Les chatbots deviendront rapidement aussi omniprésents que les systèmes de téléphonie automatisés, mais en beaucoup plus interactif et plus intéressant. À l’inverse, les conseillers en magasin auront un rôle encore plus important à jouer car ils s’impliqueront de plus en plus dans l’expérience en ligne.

L’impact potentiel du chatbot sur le commerce électronique?
Le panier moyen est de 5% à 30 % plus élevé pour les utilisateurs du live chat.
Le taux de conversion des acheteurs est de 5 à 10 fois plus élevé à la suite d’une séance de clavardage.

La chaîne de restauration rapide Taco Bell a dévoilé son TacoBot sur Slack, plateforme de messagerie populaire qui permet de commander son repas directement en clavardant avec le TacoBot qui pose toutes les questions pertinentes.

H&M, Sephora et Victoria’s Secret ont récemment mis en ligne des chatbots sur la plateforme Kik..

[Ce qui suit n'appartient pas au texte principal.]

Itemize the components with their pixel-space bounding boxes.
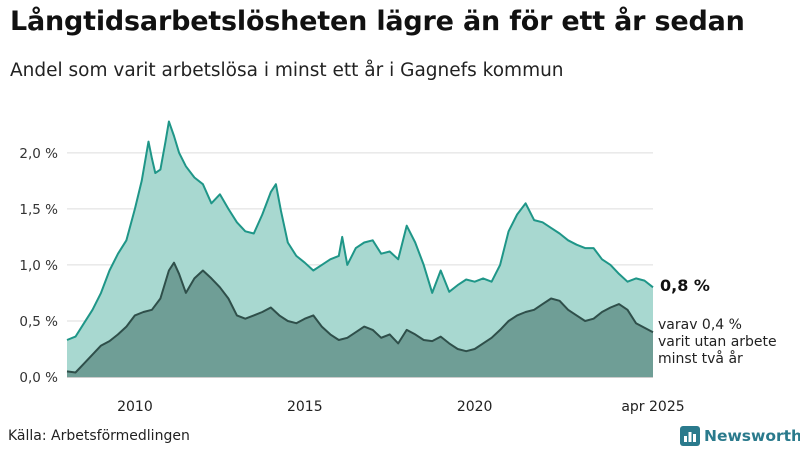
- x-tick-label: 2020: [457, 399, 493, 415]
- data-areas: [66, 120, 654, 377]
- chart-title: Långtidsarbetslösheten lägre än för ett …: [10, 6, 745, 37]
- brand-logo: Newsworthy: [680, 426, 800, 446]
- note-line-2: varit utan arbete: [658, 334, 777, 350]
- bar-chart-icon: [680, 426, 700, 446]
- y-tick-label: 2,0 %: [19, 146, 58, 162]
- two-year-series-line: [66, 261, 654, 374]
- y-tick-label: 0,0 %: [19, 370, 58, 386]
- y-tick-label: 1,5 %: [19, 202, 58, 218]
- two-year-series-area: [67, 262, 653, 377]
- x-tick-label: 2015: [287, 399, 323, 415]
- note-line-3: minst två år: [658, 350, 743, 367]
- axis-labels: 0,0 % 0,5 % 1,0 % 1,5 % 2,0 % 2010 2015 2020 apr…: [19, 146, 684, 415]
- x-tick-label: apr 2025: [621, 399, 684, 415]
- total-series-line: [66, 120, 654, 341]
- latest-value-label: 0,8 %: [660, 276, 710, 295]
- brand-name: Newsworthy: [704, 427, 800, 445]
- y-tick-label: 0,5 %: [19, 314, 58, 330]
- source-note: Källa: Arbetsförmedlingen: [8, 428, 190, 444]
- chart-subtitle: Andel som varit arbetslösa i minst ett å…: [10, 60, 564, 81]
- y-tick-label: 1,0 %: [19, 258, 58, 274]
- x-tick-label: 2010: [117, 399, 153, 415]
- note-line-1: varav 0,4 %: [658, 317, 742, 333]
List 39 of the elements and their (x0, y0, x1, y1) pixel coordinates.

Burger King et Pizza Hut permettent aux internautes de commander leur repas directement par Facebook Messenger et Twitter en échangeant avec leur chatbots.

Le chatbot CELEB STYLE est sympathique et permet d’analyser plusieurs looks de célébrités pour ensuite identifier chaque élément du look et donner des options de magasinage.

L’Oréal Canada étudie et rassemble depuis plus d’un an les questions et réponses possibles en vue d’adhérer à cette tendance grâce à une approche rigoureuse et une préparation adéquate. Pour ce faire, L’Oréal Canada surveille l’évolution des plateformes de messagerie, qui deviennent de plus en plus intéressantes d’un point de vue commercial et service client grâce aux nombreuses possibilités incroyables qu’apportent les chatbots, surtout lorsqu’ils sont exploités en synergie avec l’intelligence artificielle. L’Oréal Canada compte profiter de la renommée et des ressources de la ville de Montréal en tant que hub mondial de l’intelligence artificielle.

Plateformes à surveiller : Avec 300 millions de téléchargements, l’application de clavardage Kik joint près de 40 % des adolescents américains qui prisent particulièrement cette formule d’interaction. Autres joueurs : Facebook Messenger (1 milliard d’utilisateurs!), Slack, WhatsApp, ChatFuel et beaucoup d’autres.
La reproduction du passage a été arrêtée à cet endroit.